Mar e Terra
Lembro-me, há alguns anos atrás, de ter uma amiga que era do Algarve. Estudávamos os dois no interior. Às vezes, quando passávamos grandes temporadas a estudar, sem ir a casa, era frequente ouvi-la dizer, «Tenho tantas saudades de ver o mar.» Sorria a estes devaneios, supunha que fossem desejos românticos, reminiscências de uma adolescência que termina mas à qual ainda nos apegamos. Desejos literários. Um romantismo meio piroso que todos sentimos e sentimos vergonha de admitir.
Pensei nisto porque todos os dias acordo e vejo o rio; não vejo o mar, mas vejo água em quantidade, vejo água como uma coisa natural que acontece à minha frente, que é bonito de se ver, ainda que recortada por enormes gruas de ferro e silhuetas de navios e contentores. E antes de chegar ao rio, o meu olhar tem que atravessar o bairro das vivendas. Mas chega ao rio, com todos os recortes, o meu olhar.
E dizia-me que tinha saudades de ver o mar. Da praia. Também gosto de praia, gosto da praia no Inverno. Tem um encanto qualquer, uma iminência de chuva e uma desolação fantástica; nesse momento, nesse cenário, talvez conseguíssemos explicar o que quer dizer saudade a alguém cuja língua não comporta esse vocábulo, esse significante com a significação que os portugueses lhe dão. Isso é o que mais se aproxima de saudade, com cada ingrediente, tristeza, melancolia, nostalgia e felicidade, tudo isso é saudade. Tudo isso é uma praia no Inverno, com a iminência de chuva e um café de madeira fechado. É Inverno.
Sinto saudades de terra. Sinto saudades do calor do chão. Sinto saudades das planícies. Sei que nesta altura, com o vento frio e a chuva miúda os campos vão estar todos verdes, que o amarelo romântico que outros vêem nas ondas do mar não existe.

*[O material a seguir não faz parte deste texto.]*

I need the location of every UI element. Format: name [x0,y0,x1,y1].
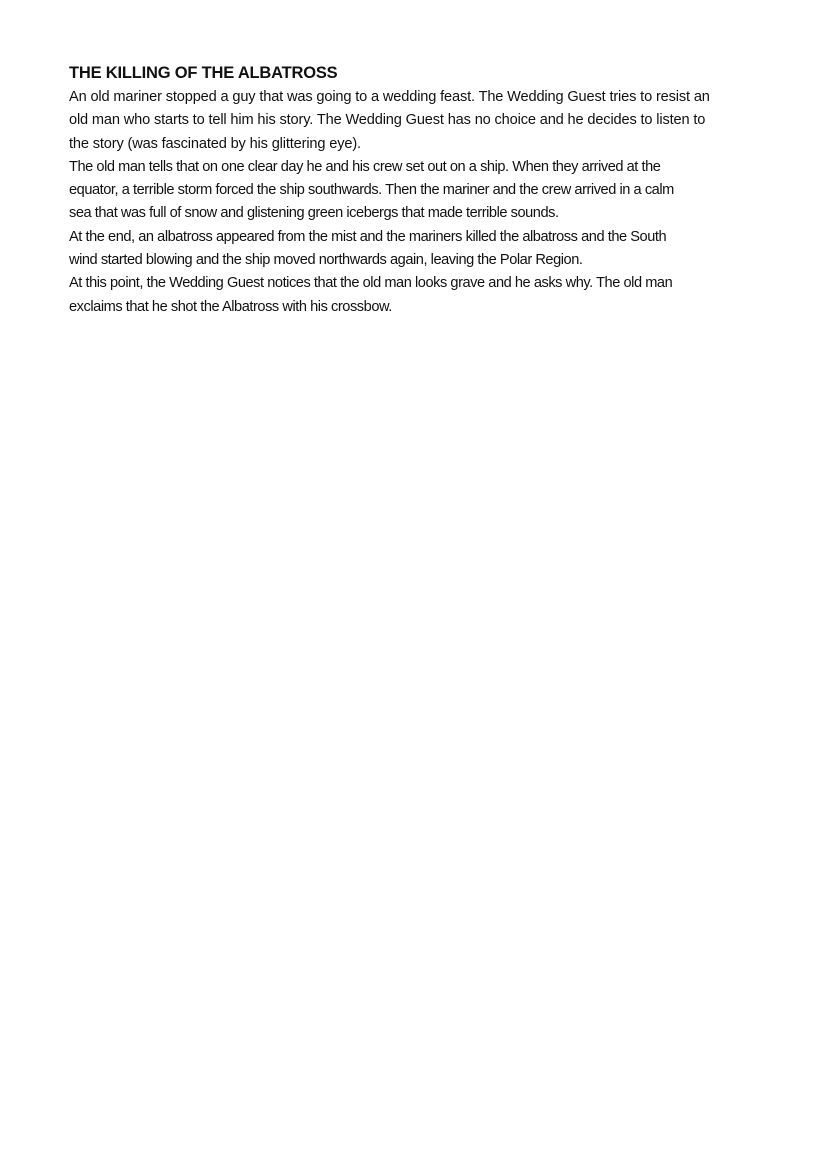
paragraph-intro [69,86,769,156]
paragraph-confession [69,272,769,319]
document-page [69,62,769,319]
paragraph-voyage [69,156,769,226]
document-title: THE KILLING OF THE ALBATROSS [69,64,338,82]
text-line: the story (was fascinated by his glittering eye). [69,135,361,152]
paragraph-albatross [69,226,769,273]
text-line: old man who starts to tell him his story. The Wedding Guest has no choice and he decides to listen to [69,112,706,129]
text-line: At the end, an albatross appeared from the mist and the mariners killed the albatross and the South [69,228,667,245]
text-line: sea that was full of snow and glistening green icebergs that made terrible sounds. [69,205,559,222]
text-line: wind started blowing and the ship moved northwards again, leaving the Polar Region. [69,252,583,269]
text-line: At this point, the Wedding Guest notices that the old man looks grave and he asks why. The old man [69,275,673,292]
text-line: equator, a terrible storm forced the ship southwards. Then the mariner and the crew arrived in a calm [69,182,674,199]
text-line: The old man tells that on one clear day he and his crew set out on a ship. When they arrived at the [69,158,661,175]
text-line: exclaims that he shot the Albatross with his crossbow. [69,298,392,315]
text-line: An old mariner stopped a guy that was going to a wedding feast. The Wedding Guest tries to resist an [69,89,710,105]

Seria tolo se a alguém dissesse «Tenho saudades da terra.» Mas tenho.
Ela ia até à praia com o namorado, saboreava o mar nos lábios dele, saboreava o vento a passear de mãos dadas de luvas – porque tenho a certeza que isto tudo se passou em Novembro, num Outono muito, muito frio. E deixavam-se ficar abraçados: nessa altura o barulho das ondas tornava-se ensurdecedor e eles não precisavam de outro som para comunicar. Apenas do abraço para comunicarem, a pele a tocar-se através de toda roupa. E começa a chover e começam a correr para o carro; na praia ficam dois conjuntos de pegadas que são apagados pela chuva. E as pegadas apagam-se enquanto se beijam e os vidros embaciam.
Não há mar para me obliviar os sentidos. Não há mar para poder saborear nos lábios; ponho a língua de fora e passo-a nos lábios. Não sabe a sal. Não há frio húmido da praia no Inverno, não há o chuvisco suave. Há uma chuva forte.
O frio é seco e parece que se mete dentro dos ossos. Até os esqueletos tiritam de frio, nas salas de ciências da natureza nas escolas e nos cemitérios e igrejas. Mas é bom estar assim frio, pede um abraço.